From his first film, Flaherty was considered one of the giants of cinema. He inspired and was admired by Jean Renoir, John Ford and Sergei Eisenstein. He has been compared to such great American poets and writers as Walt Whitman, Henry David Thoreau and Herman Melville. His films are essential, when thinking about the role of cinema as the preserver of lost experiences and they offer in-depth material for discussing what Claude Lévi -Strauss called “the savage mind,” despite and perhaps because they almost never were recordings of the already modernized ways of their time, but reconstructions of already disappearing ways of life. Criticism of Flaherty’s ethnological stagings was common already in the time of the films’ release, but Flaherty saw his documentary calling in the scope of millennia, not years.
Originally, Flaherty was an ore prospector continuing in his father’s profession at the employ of a railway company at Hudson Bay. When he decided to take a camera with him, Nanook of the North (1922) was made with financing from a fur company. The striking masterpiece about the struggle for life was a reconstruction stripped of all signs of modernity where old customs were recreated.

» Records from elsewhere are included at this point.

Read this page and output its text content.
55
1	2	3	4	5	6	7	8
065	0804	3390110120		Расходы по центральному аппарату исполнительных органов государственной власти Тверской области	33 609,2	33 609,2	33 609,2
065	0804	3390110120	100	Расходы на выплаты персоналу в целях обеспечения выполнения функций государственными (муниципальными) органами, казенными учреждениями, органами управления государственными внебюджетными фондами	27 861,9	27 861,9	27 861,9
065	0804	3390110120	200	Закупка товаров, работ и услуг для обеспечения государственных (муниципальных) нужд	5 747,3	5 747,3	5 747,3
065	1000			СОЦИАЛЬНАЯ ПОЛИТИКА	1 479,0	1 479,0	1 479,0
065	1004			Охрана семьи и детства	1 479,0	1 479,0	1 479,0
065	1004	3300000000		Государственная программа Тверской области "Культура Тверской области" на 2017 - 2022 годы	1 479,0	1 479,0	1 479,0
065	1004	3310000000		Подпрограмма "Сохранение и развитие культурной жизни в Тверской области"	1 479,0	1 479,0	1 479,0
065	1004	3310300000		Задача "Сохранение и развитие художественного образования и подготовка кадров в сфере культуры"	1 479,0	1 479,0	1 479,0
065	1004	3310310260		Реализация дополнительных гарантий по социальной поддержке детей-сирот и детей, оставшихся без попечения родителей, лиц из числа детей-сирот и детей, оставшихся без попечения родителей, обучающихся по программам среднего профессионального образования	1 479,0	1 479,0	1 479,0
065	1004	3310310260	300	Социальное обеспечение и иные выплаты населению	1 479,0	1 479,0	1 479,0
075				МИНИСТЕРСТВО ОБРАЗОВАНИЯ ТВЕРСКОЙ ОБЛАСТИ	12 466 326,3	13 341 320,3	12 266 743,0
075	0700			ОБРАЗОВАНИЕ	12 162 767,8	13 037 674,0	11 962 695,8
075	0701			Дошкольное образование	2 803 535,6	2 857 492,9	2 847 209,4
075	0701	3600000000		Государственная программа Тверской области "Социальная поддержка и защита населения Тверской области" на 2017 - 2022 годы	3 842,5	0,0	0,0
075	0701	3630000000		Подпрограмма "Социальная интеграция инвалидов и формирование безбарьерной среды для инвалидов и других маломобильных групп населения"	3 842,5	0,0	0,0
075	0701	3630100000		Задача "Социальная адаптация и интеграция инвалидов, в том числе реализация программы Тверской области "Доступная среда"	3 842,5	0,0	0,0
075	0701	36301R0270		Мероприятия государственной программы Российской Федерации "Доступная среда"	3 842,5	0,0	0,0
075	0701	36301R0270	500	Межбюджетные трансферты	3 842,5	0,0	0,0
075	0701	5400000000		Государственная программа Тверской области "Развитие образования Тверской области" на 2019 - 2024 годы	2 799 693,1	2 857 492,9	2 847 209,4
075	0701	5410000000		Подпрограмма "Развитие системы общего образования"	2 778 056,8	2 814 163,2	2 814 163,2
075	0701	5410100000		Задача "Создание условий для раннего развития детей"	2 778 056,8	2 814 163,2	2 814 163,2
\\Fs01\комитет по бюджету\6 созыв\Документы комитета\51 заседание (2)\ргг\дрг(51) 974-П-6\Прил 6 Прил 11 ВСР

Financed by Paramount, Flaherty and his family spent three years on Samoa, where he filmed Moana (1926). The visually enchanting film was an account of the boy Moana’s growth to adulthood. In his review of the film, John Grierson established the word ‘documentary’ in film criticism. When Grierson established himself as the father o thef British school of documentary cinema, he invited Flaherty to England where he made Industrial Britain (1933). Man of Aran (1934) produced by Michael Balcon, brought Flaherty to his roots in Ireland. In the film fishermen show how basking sharks are caught using traditional methods amid waves as tall as buildings. Again, Flaherty looked to major investors when he traveled to India on the expense of Alexander Korda. In the Kipling-based Elephant Boy (1937) the narrative scenes were directed by Zoltan Korda, and the stunning nature imagery by Flaherty.
On the eve of the Second World War Flaherty returned to his native United States. The Land (1942) was an epic look at the state of farming in the country, and the footage of erosion in the Mississippi region was ecologically alarming. Financed by Standard Oil, Flaherty directed Louisiana Story (1948), his last masterpiece, which shows the bayou country through the eyes of a Cajun boy.
In thirty years, Flaherty directed only six films that were fully his own. “But what films!” said G.W. Pabst. Later documentary cinema, including the work of Finnish Markku Lehtikallio, has been influenced by Flaherty’s poetic views of a lost paradise and of love uniting men and women from the North and the South.